As far as female filmmakers, one who definitely wouldn’t get invited to a Hollywood roundtable is Jennifer Lynch. I had some Twitter conversations a few weeks ago with folks calling her “incompetent” (scare quotes used because what the fuck) and it made me sad. Yes, it’s been a long time since I’ve seen Boxing Helena and no, I haven’t seen Surveillance, but Chained was damned fine filmmaking (read my review here).
Lynch’s Bollywood thriller Hisss was a movie that I first started hearing about several years back and which almost vanished from discussion entirely because it was supposed to be so awful. According to Lynch, if Hisss was crap, it wasn’t her fault because the filmmaking reins were completely yanked from her hands. The development of this disaster is covered in a documentary called Despite The Gods. The Hollywood Reporter has a good review of this doc which I have yet to see, but is on my list to watch.
In case you didn’t know, Ms. Lynch is the daughter of David Lynch with whom there is a short interview in The Hollywood Reporter. Get this; Lynch actually praises digital over film and to be honest, I think his reasons are sound: the democratization of filmmaking. Granted, from a technical or visual perspective, there are advocates on both sides of the film vs. digital debate. One wonders, however, how much of this animosity towards digital (much of which is being voiced by wealthy white guys) comes from a position of unchecked privilege. Read the whole thing here.

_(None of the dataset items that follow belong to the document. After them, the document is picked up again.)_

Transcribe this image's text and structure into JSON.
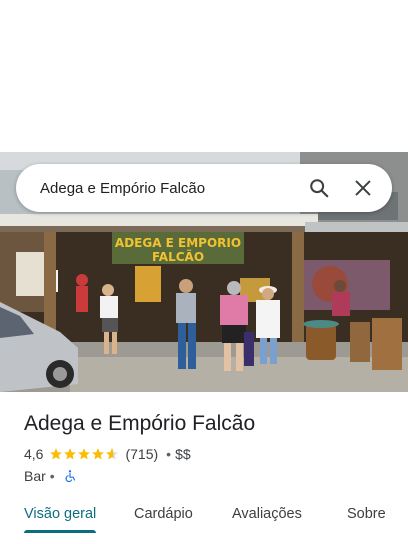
{
  "search": {
    "query": "Adega e Empório Falcão"
  },
  "icons": {
    "search": "search-icon",
    "close": "close-icon",
    "star": "star-icon",
    "accessibility": "wheelchair-icon"
  },
  "photo": {
    "sign_text_line1": "ADEGA E EMPORIO",
    "sign_text_line2": "FALCÃO"
  },
  "place": {
    "name": "Adega e Empório Falcão",
    "rating": "4,6",
    "stars": 4.6,
    "review_count": "(715)",
    "separator": "•",
    "price": "$$",
    "category": "Bar"
  },
  "tabs": [
    {
      "label": "Visão geral",
      "active": true
    },
    {
      "label": "Cardápio",
      "active": false
    },
    {
      "label": "Avaliações",
      "active": false
    },
    {
      "label": "Sobre",
      "active": false
    }
  ],
  "colors": {
    "accent": "#0b6e80",
    "star": "#fbbc04",
    "accessibility_icon": "#1a73e8",
    "sign_yellow": "#f2c230"
  }
}
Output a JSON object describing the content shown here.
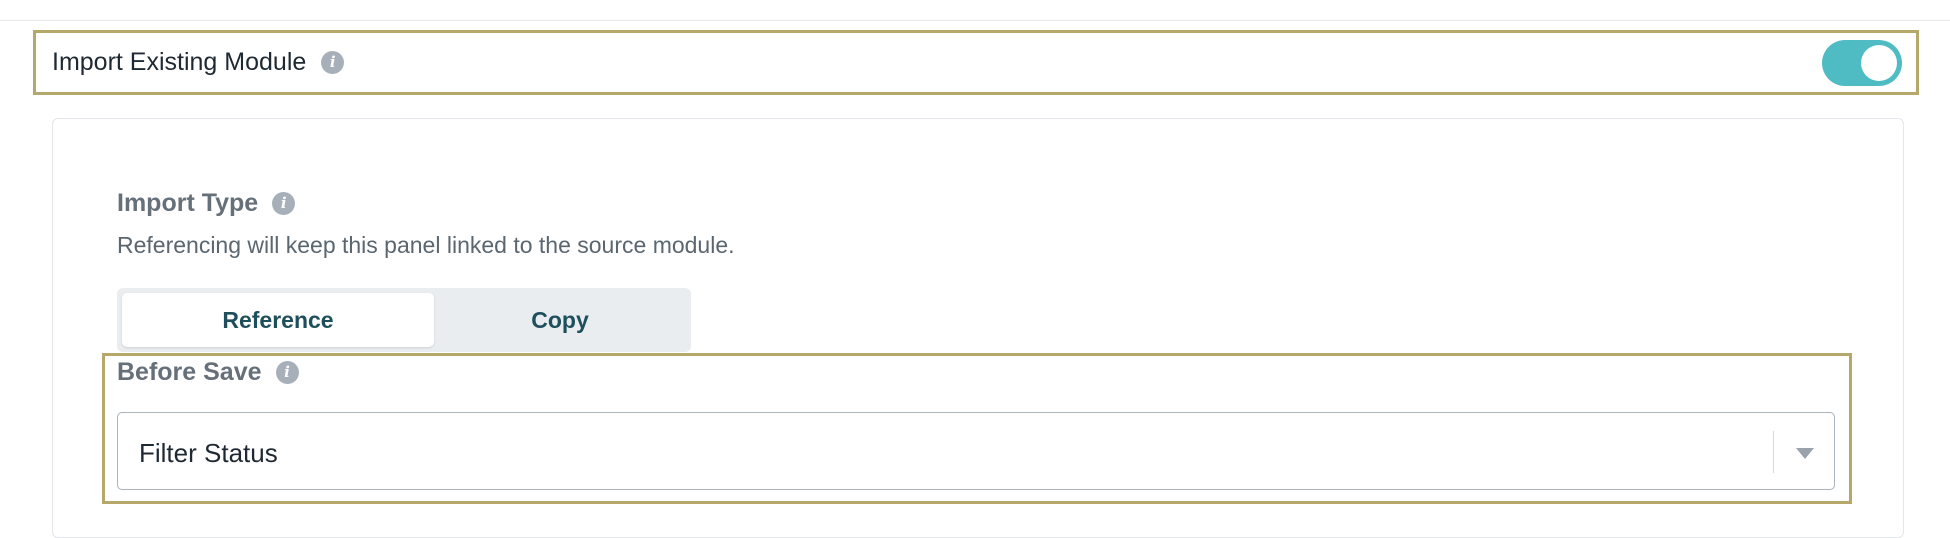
{
  "import_existing": {
    "label": "Import Existing Module",
    "info_icon": "i",
    "toggle_on": true,
    "toggle_color": "#4fbcc4"
  },
  "import_type": {
    "title": "Import Type",
    "info_icon": "i",
    "description": "Referencing will keep this panel linked to the source module.",
    "options": [
      "Reference",
      "Copy"
    ],
    "selected": "Reference"
  },
  "before_save": {
    "title": "Before Save",
    "info_icon": "i",
    "selected_value": "Filter Status"
  },
  "highlight_color": "#b5a86a"
}
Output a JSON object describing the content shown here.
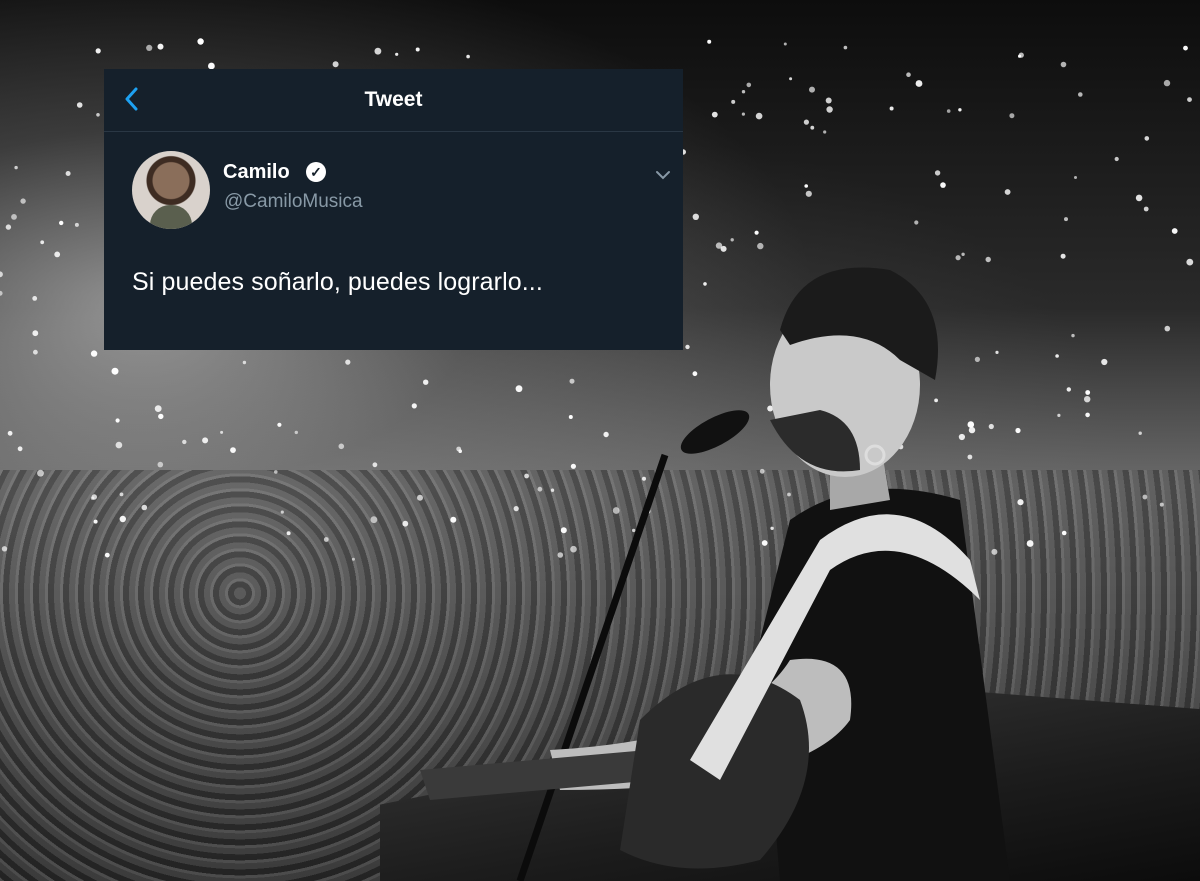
{
  "header": {
    "back_icon": "chevron-left-icon",
    "title": "Tweet"
  },
  "author": {
    "name": "Camilo",
    "handle": "@CamiloMusica",
    "verified_icon": "verified-badge-icon"
  },
  "tweet": {
    "text": "Si puedes soñarlo, puedes lograrlo..."
  },
  "colors": {
    "card_bg": "#15202b",
    "accent": "#1da1f2",
    "muted": "#8899a6"
  }
}
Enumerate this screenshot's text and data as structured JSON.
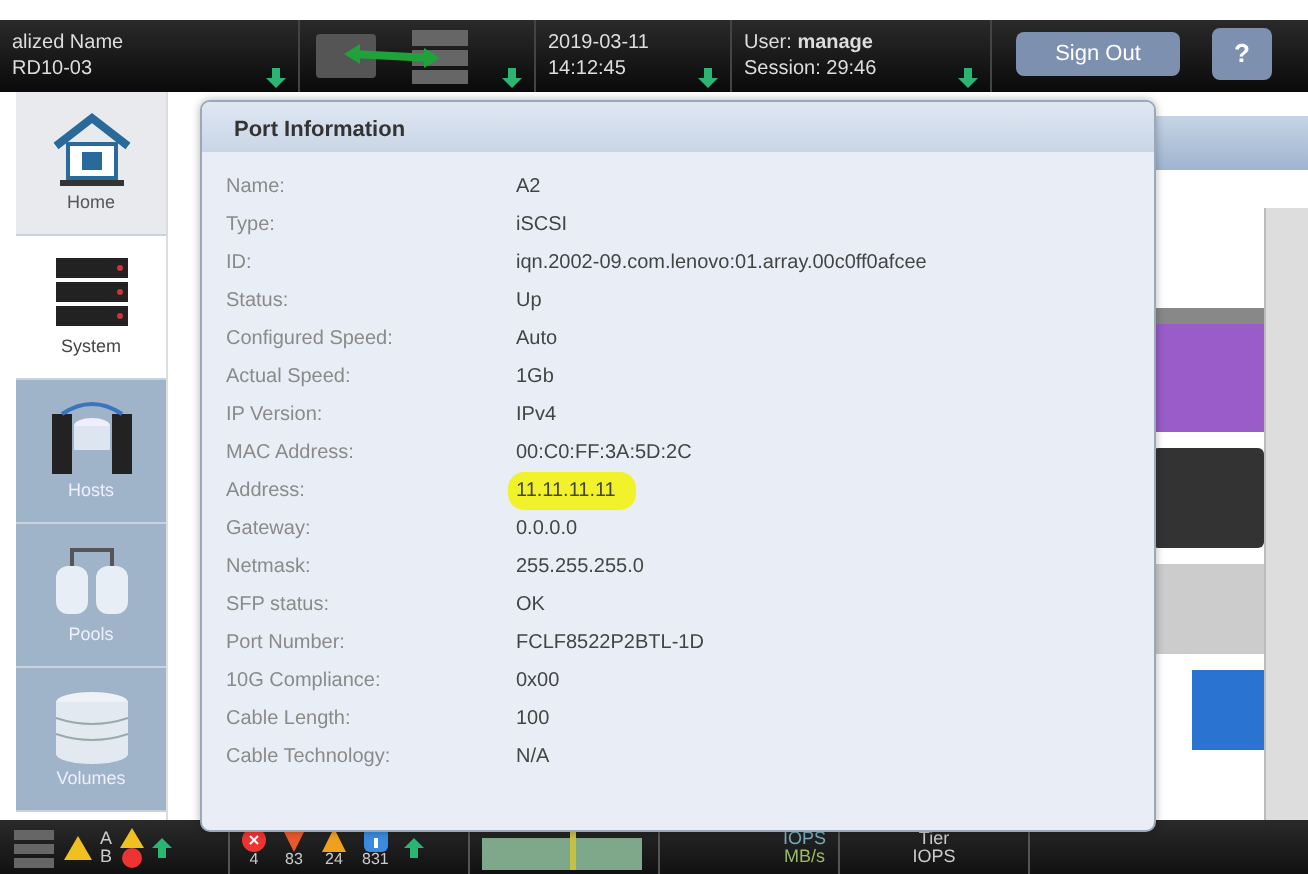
{
  "header": {
    "system_name": "alized Name",
    "system_id": "RD10-03",
    "date": "2019-03-11",
    "time": "14:12:45",
    "user_label": "User:",
    "user": "manage",
    "session_label": "Session:",
    "session": "29:46",
    "sign_out": "Sign Out",
    "help": "?"
  },
  "sidebar": {
    "items": [
      {
        "label": "Home",
        "kind": "home",
        "selected": false
      },
      {
        "label": "System",
        "kind": "system",
        "selected": true
      },
      {
        "label": "Hosts",
        "kind": "hosts",
        "selected": false
      },
      {
        "label": "Pools",
        "kind": "pools",
        "selected": false
      },
      {
        "label": "Volumes",
        "kind": "volumes",
        "selected": false
      }
    ]
  },
  "popup": {
    "title": "Port Information",
    "rows": [
      {
        "label": "Name:",
        "value": "A2",
        "highlighted": false
      },
      {
        "label": "Type:",
        "value": "iSCSI",
        "highlighted": false
      },
      {
        "label": "ID:",
        "value": "iqn.2002-09.com.lenovo:01.array.00c0ff0afcee",
        "highlighted": false
      },
      {
        "label": "Status:",
        "value": "Up",
        "highlighted": false
      },
      {
        "label": "Configured Speed:",
        "value": "Auto",
        "highlighted": false
      },
      {
        "label": "Actual Speed:",
        "value": "1Gb",
        "highlighted": false
      },
      {
        "label": "IP Version:",
        "value": "IPv4",
        "highlighted": false
      },
      {
        "label": "MAC Address:",
        "value": "00:C0:FF:3A:5D:2C",
        "highlighted": false
      },
      {
        "label": "Address:",
        "value": "11.11.11.11",
        "highlighted": true
      },
      {
        "label": "Gateway:",
        "value": "0.0.0.0",
        "highlighted": false
      },
      {
        "label": "Netmask:",
        "value": "255.255.255.0",
        "highlighted": false
      },
      {
        "label": "SFP status:",
        "value": "OK",
        "highlighted": false
      },
      {
        "label": "Port Number:",
        "value": "FCLF8522P2BTL-1D",
        "highlighted": false
      },
      {
        "label": "10G Compliance:",
        "value": "0x00",
        "highlighted": false
      },
      {
        "label": "Cable Length:",
        "value": "100",
        "highlighted": false
      },
      {
        "label": "Cable Technology:",
        "value": "N/A",
        "highlighted": false
      }
    ]
  },
  "status_bar": {
    "controller_a": "A",
    "controller_b": "B",
    "counts": [
      {
        "kind": "error",
        "value": "4"
      },
      {
        "kind": "critical",
        "value": "83"
      },
      {
        "kind": "warning",
        "value": "24"
      },
      {
        "kind": "info",
        "value": "831"
      }
    ],
    "perf_label_1": "IOPS",
    "perf_label_2": "MB/s",
    "tier_label_1": "Tier",
    "tier_label_2": "IOPS"
  }
}
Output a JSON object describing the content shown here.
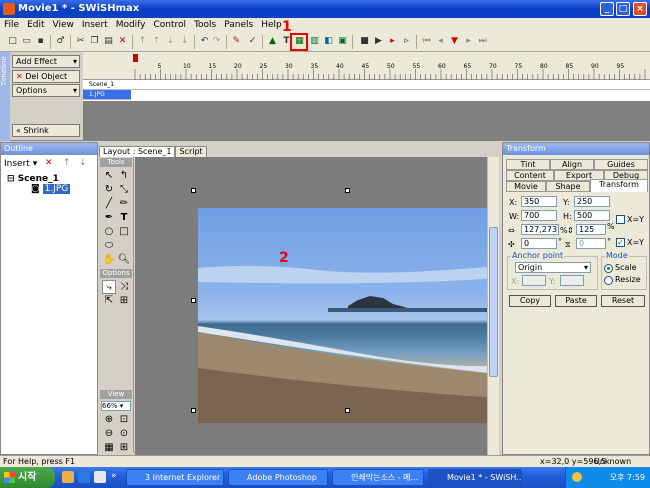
{
  "window": {
    "title": "Movie1 * - SWiSHmax"
  },
  "menu": [
    "File",
    "Edit",
    "View",
    "Insert",
    "Modify",
    "Control",
    "Tools",
    "Panels",
    "Help"
  ],
  "annotations": {
    "one": "1",
    "two": "2"
  },
  "timeline": {
    "side_label": "Timeline",
    "add_effect": "Add Effect",
    "del_object": "Del Object",
    "options": "Options",
    "shrink": "Shrink",
    "ruler_ticks": [
      "5",
      "10",
      "15",
      "20",
      "25",
      "30",
      "35",
      "40",
      "45",
      "50",
      "55",
      "60",
      "65",
      "70",
      "75",
      "80",
      "85",
      "90",
      "95",
      "100",
      "105"
    ],
    "tracks": [
      "Scene_1",
      "1.JPG"
    ]
  },
  "outline": {
    "title": "Outline",
    "insert": "Insert",
    "scene": "Scene_1",
    "item": "1.JPG"
  },
  "layout": {
    "tab_layout": "Layout : Scene_1",
    "tab_script": "Script",
    "tools_header": "Tools",
    "options_header": "Options",
    "view_header": "View",
    "zoom": "66%"
  },
  "transform": {
    "title": "Transform",
    "tabs_row1": [
      "Tint",
      "Align",
      "Guides"
    ],
    "tabs_row2": [
      "Content",
      "Export",
      "Debug"
    ],
    "tabs_row3": [
      "Movie",
      "Shape",
      "Transform"
    ],
    "x_label": "X:",
    "x": "350",
    "y_label": "Y:",
    "y": "250",
    "w_label": "W:",
    "w": "700",
    "h_label": "H:",
    "h": "500",
    "scale_x": "127,273",
    "scale_y": "125",
    "pct": "%",
    "rot": "0",
    "skew": "0",
    "deg": "°",
    "xeqy": "X=Y",
    "anchor_label": "Anchor point",
    "anchor": "Origin",
    "ax_label": "X:",
    "ay_label": "Y:",
    "mode_label": "Mode",
    "mode_scale": "Scale",
    "mode_resize": "Resize",
    "copy": "Copy",
    "paste": "Paste",
    "reset": "Reset"
  },
  "status": {
    "left": "For Help, press F1",
    "coords": "x=32,0 y=596,5",
    "size": "Unknown Size"
  },
  "taskbar": {
    "start": "시작",
    "tasks": [
      "3 Internet Explorer",
      "Adobe Photoshop",
      "인쇄막는소스 - 메...",
      "Movie1 * - SWiSH..."
    ],
    "clock": "오후 7:59"
  }
}
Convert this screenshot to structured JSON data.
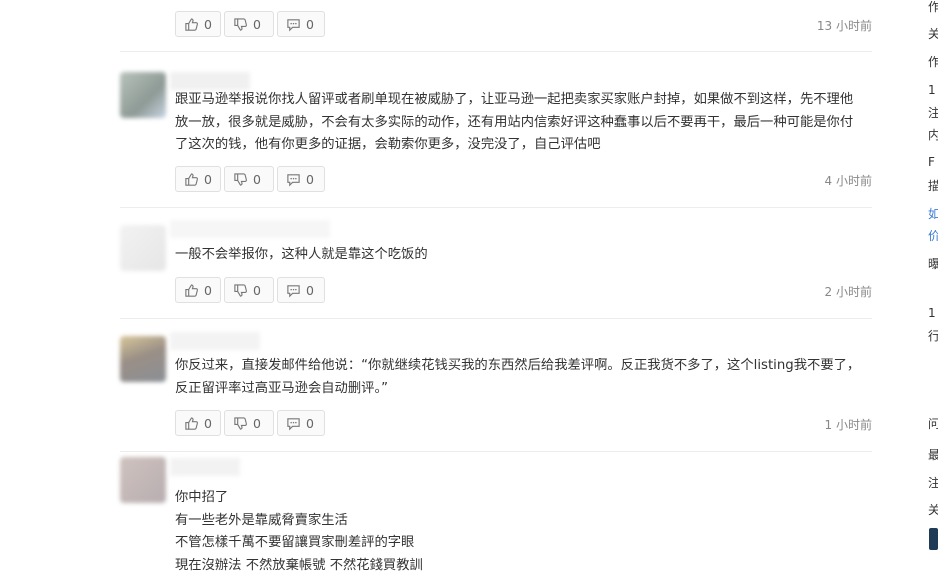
{
  "comments": [
    {
      "text": "",
      "likes": "0",
      "dislikes": "0",
      "replies": "0",
      "time": "13 小时前"
    },
    {
      "text": "跟亚马逊举报说你找人留评或者刷单现在被威胁了，让亚马逊一起把卖家买家账户封掉，如果做不到这样，先不理他放一放，很多就是威胁，不会有太多实际的动作，还有用站内信索好评这种蠢事以后不要再干，最后一种可能是你付了这次的钱，他有你更多的证据，会勒索你更多，没完没了，自己评估吧",
      "likes": "0",
      "dislikes": "0",
      "replies": "0",
      "time": "4 小时前"
    },
    {
      "text": "一般不会举报你，这种人就是靠这个吃饭的",
      "likes": "0",
      "dislikes": "0",
      "replies": "0",
      "time": "2 小时前"
    },
    {
      "text": "你反过来，直接发邮件给他说：“你就继续花钱买我的东西然后给我差评啊。反正我货不多了，这个listing我不要了，反正留评率过高亚马逊会自动删评。”",
      "likes": "0",
      "dislikes": "0",
      "replies": "0",
      "time": "1 小时前"
    },
    {
      "text": "你中招了\n有一些老外是靠威脅賣家生活\n不管怎樣千萬不要留讓買家刪差評的字眼\n現在沒辦法 不然放棄帳號 不然花錢買教訓"
    }
  ],
  "sidebar": {
    "fragments": [
      "作",
      "关",
      "作",
      "1",
      "注",
      "内",
      "F",
      "描",
      "如",
      "价",
      "曝",
      "1",
      "行",
      "问",
      "最",
      "注",
      "关"
    ]
  },
  "colors": {
    "link_blue": "#3b7bd4",
    "divider": "#ececec"
  },
  "icons": [
    "thumbs-up-icon",
    "thumbs-down-icon",
    "comment-icon"
  ]
}
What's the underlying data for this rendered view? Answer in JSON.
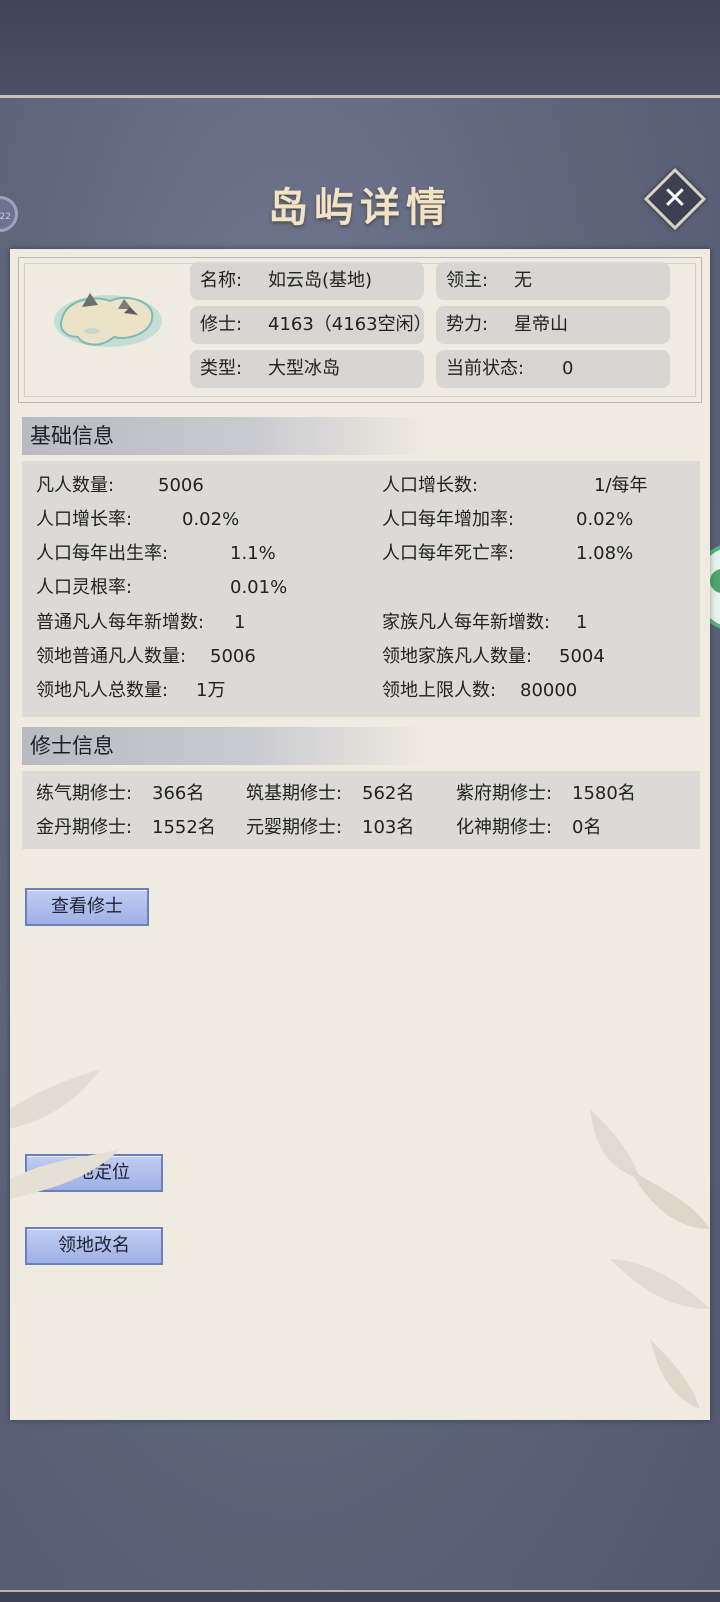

One meme that keeps circulating on the Internet this week is the poor box office performance of Brad Pitt’s newest film, Killing Them Softly, particularly the fact that it received an F from Cinemascore. I will admit that I had neither heard of or given any consideration to Cinemascore before this week (much as I also do not care about the Rotten Tomatoes rating of films). If I want to see a movie, I will see it even if critics I respect have reviewed it negatively. That’s the thing, though. Cinemascore is even more bare bones than Rotten Tomatoes because it polls “movie audiences on opening night for their reaction to the latest major movie releases” and asks them to grad films on a scale of A through F.
Pajiba’s Dustin Rowles points out that Killing Them Softly made $7 million this last weekend, which is roughly half of its budget, and that it’s likely to recoup that money. However, all anyone takes away from the Cinemascore conversation is AUDIENCES HATED KILLING THEM SOFTLY. Pajiba also lists which eight films have received an F from Cinemascore, a service that has been around for 34 years. It’s not as cut and dry as mainstream vs. arty/indie/unusual either, if you look at which recently released film received highest and lowest scores. I’d also like to point out that the obsession with box office returns being the measure of a movie’s quality is also problematic, but that’s probably a discussion best served by a longer article.
As someone who only recently saw (and loved) Guillermo del Toro’s Pan’s Labyrinth, I’m genuinely pleased by the news that not only is it set to become a stage play but that Paul Williams is writing the score. Fans of Phantom of the Paradise rejoice! It’s an exceedingly dark and heartbreaking movie, so it will be interesting to see how it translates to the stage. (H/T to Bloody Disgusting.)